Let It Shine: Solar Energy in Ancient Rome

| 1/6/2014 10:56:00 AM

Tags: solar energy, solar architecture, passive solar, ancient Rome, Italy, John Perlin,

The following post summarizes the author’s Chapter 2 of Let It Shine: The 6,000-Year Story of Solar Energy.

Solar Energy In Ancient Rome

Rome’s greatest architect Vitruvius saw solar houses while on duty as a military engineer in recently conquered Greece. When writing his great work On Architecture, he emphasized proper solar orientation for buildings and bath houses. From literature of the time it appears many followed Vitruvius’ instructions. As an example, Varro, an agricultural expert writing around the time that Octavian Caesar came to the throne, observed, “Men of our day aim at having their winter rooms facing the falling sun [southwest], because the setting sun renders the area warmer in the evening.”

Baths were especially popular among the Romans but demanded a great amount of heat. From the times of the early empire onward, most faced the afternoon sun in wintertime when they had maximum use. They also had their large windows covered with either transparent stone like mica or clear glass, a Roman invention of the 1st century ACE, one of the great breakthroughs in building and solar technology. Transparent glass, the Romans discovered, acts as a solar heat trap, admitting sunlight into the desired space and holding in the heat so it accumulates inside. Recent experiments show that on a clear winter day in Rome the sun entering a properly oriented, glass-covered bath would keep the temperatures inside above 100 degrees Fahrenheit throughout the day, the desired temperature in the caldarium, the hot bath.

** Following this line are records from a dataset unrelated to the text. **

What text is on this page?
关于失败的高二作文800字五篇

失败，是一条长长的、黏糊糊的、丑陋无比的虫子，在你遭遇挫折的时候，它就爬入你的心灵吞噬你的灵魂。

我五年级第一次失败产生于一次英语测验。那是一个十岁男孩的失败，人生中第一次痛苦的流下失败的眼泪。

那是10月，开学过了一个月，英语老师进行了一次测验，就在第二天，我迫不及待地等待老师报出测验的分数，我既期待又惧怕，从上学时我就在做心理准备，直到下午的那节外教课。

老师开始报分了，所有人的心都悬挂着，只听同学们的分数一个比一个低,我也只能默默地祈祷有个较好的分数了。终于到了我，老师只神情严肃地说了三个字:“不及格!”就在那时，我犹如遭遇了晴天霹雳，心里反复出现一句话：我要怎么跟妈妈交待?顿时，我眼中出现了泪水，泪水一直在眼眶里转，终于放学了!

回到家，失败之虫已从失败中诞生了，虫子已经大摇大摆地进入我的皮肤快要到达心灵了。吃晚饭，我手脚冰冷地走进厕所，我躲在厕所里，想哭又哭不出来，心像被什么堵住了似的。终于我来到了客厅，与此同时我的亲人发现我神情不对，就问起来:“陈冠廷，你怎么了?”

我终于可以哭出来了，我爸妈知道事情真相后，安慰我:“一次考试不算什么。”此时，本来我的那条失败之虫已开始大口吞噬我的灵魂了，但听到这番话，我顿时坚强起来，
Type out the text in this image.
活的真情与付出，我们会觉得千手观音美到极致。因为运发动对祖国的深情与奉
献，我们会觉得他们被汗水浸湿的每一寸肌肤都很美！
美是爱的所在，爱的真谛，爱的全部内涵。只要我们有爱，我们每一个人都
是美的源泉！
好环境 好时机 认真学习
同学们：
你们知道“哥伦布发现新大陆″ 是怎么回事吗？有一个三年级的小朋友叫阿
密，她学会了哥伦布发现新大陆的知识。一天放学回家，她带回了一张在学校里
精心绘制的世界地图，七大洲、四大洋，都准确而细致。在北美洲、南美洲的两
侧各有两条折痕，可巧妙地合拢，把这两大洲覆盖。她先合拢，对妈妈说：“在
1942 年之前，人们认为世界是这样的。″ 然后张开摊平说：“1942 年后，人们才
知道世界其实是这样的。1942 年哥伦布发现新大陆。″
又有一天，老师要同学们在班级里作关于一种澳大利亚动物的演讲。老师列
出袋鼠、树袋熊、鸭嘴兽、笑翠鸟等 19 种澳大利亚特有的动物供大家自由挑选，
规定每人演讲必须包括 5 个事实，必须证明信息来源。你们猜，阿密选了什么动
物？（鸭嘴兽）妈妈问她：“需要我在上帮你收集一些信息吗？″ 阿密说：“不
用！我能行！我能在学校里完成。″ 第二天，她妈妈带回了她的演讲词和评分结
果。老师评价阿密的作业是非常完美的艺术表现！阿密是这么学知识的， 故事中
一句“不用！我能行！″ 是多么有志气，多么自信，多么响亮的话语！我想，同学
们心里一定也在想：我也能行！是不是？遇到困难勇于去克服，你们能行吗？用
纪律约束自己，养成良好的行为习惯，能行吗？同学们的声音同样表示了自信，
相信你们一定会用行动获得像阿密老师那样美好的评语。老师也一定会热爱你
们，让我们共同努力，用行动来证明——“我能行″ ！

The Romans also used glass-covered receptacles for growing plants from warmer climes in temperate Italy, as well as raising native plants out of season. As wood, their principal fuel source, became scarcer during the later days of the Roman Empire, architectural writers in their building manuals stressed self-sufficiency in which solar building strategies played a major role. Facing structures to the winter sun became so popular in Roman times that sun-right laws were passed, making it a civil offense to block one’s access to the south.